Schlafqualität und Migräne
Eine vergleichende Querschnittsstudie über 1 399 Personen mit und ohne Migräne fand Korrelationen zwischen schlechter Schlafqualität und einem höheren Schweregrad von Migräne.
Depression und Migräne
Forscher untersuchten bei Patienten mit Depression, ob sie unter Schmerzen litten und ob dies mit einer Migränediagnose in Zusammenhang stand.
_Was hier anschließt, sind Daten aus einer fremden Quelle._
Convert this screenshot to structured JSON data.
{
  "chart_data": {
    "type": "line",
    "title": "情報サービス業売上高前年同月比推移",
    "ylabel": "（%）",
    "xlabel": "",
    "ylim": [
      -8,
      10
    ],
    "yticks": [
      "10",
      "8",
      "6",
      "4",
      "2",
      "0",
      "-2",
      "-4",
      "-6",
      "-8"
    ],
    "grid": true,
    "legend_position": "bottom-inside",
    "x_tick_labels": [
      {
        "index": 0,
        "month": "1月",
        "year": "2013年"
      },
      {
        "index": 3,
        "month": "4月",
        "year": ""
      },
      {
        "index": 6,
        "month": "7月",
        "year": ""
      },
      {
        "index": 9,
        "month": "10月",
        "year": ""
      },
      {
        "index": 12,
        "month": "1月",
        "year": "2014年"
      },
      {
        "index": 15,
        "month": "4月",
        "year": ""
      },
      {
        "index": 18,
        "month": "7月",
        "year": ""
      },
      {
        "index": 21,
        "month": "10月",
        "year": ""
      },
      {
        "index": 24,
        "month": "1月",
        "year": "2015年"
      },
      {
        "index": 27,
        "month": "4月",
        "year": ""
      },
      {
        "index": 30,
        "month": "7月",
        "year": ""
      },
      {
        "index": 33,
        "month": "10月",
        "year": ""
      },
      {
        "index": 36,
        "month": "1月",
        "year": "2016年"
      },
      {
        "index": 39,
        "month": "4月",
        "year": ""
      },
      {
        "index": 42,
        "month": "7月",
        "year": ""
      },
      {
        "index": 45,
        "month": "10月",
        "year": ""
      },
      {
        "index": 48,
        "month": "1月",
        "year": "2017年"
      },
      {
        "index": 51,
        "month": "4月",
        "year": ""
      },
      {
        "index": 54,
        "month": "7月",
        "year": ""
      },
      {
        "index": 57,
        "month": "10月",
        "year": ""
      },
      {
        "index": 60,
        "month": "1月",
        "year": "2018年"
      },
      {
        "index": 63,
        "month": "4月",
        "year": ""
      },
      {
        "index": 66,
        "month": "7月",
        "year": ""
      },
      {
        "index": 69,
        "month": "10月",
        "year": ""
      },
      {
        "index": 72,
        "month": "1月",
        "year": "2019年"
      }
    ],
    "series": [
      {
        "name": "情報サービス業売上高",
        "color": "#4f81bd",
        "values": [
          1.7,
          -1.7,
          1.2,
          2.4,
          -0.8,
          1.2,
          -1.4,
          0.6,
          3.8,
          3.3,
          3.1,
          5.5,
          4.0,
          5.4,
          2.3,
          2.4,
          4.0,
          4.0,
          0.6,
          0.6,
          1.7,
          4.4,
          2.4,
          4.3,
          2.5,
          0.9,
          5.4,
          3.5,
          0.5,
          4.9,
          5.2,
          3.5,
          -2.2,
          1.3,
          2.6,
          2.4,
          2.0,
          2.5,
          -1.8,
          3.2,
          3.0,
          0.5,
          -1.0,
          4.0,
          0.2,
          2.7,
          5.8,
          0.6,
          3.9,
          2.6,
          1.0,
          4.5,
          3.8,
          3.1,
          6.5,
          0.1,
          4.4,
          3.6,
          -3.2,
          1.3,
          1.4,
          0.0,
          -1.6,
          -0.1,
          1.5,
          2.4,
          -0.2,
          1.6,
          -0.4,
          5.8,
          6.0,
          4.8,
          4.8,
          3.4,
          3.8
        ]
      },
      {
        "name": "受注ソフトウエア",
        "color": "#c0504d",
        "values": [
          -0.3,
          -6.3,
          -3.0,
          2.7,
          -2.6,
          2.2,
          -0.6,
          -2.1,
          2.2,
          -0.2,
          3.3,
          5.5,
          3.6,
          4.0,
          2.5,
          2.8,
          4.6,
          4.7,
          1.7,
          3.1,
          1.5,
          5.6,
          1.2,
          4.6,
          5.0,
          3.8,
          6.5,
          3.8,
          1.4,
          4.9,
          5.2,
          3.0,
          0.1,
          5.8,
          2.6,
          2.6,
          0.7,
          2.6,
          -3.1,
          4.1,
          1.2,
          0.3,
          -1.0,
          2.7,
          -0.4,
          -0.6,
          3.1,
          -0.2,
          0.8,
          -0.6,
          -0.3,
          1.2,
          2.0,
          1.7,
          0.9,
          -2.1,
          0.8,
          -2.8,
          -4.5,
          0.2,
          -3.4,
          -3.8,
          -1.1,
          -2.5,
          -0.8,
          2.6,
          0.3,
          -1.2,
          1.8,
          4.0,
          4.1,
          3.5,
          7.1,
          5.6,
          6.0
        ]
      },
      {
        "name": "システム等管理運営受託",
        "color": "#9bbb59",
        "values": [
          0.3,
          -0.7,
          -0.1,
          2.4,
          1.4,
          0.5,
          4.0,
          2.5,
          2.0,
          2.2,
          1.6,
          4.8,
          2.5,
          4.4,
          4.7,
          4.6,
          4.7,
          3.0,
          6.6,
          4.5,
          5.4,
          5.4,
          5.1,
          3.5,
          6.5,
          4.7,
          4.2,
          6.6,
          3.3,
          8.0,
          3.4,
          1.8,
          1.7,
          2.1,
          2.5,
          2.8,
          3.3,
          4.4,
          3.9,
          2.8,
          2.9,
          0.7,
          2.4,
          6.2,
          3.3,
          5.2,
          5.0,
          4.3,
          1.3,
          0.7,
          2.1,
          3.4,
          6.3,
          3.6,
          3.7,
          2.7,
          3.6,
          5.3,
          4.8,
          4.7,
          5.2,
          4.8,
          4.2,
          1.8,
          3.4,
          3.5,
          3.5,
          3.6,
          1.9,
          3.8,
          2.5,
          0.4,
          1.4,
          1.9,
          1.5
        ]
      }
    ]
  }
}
Patienten mit Depression und Migräne mit aktiven Kopfschmerzen in der letzten Woche litten demnach häufiger unter weiteren körperlichen Schmerzen und erreichten seltener im untersuchten Zeitraum eine Remission von der Depression. Die vorliegende Multizentrenstudie untersuchte das klinische Profil von Patienten mit Depression und komorbider Migräne. Die Prävalenz von Migräne unter 1 410 depressiven Patienten betrug 13,5 % bei Frauen und 6,2 % bei Männern. Patienten mit Depression und Migräne schienen häufig eher schlecht auf ihre Pharmakotherapie anzusprechen.
Vorboten von Migräne
Es kommt häufig vor, dass Migränepatienten Symptome vor der eigentlichen Migräne aufweisen, die diese ankündigen. Dazu kann ein Flimmern im Sichtfeld oder auch erhöhte Geräuschempfindlichkeit zählen. Sie können durch Umwelteinflüsse ausgelöst werden und gelten als beginnende Veränderung in der Hirnfunktion. Migränepatienten leiden neben anderen Symptomen besonders unter starken Kopfschmerzen, die mehrfach monatlich auftreten und über längere Zeiträume anhalten können. Verschriebene Medikamente, die in erster Linie helfen sollten, werden allerdings bei zu häufiger Einnahme zum Problem und verursachen wiederum zusätzliche Kopfschmerzen.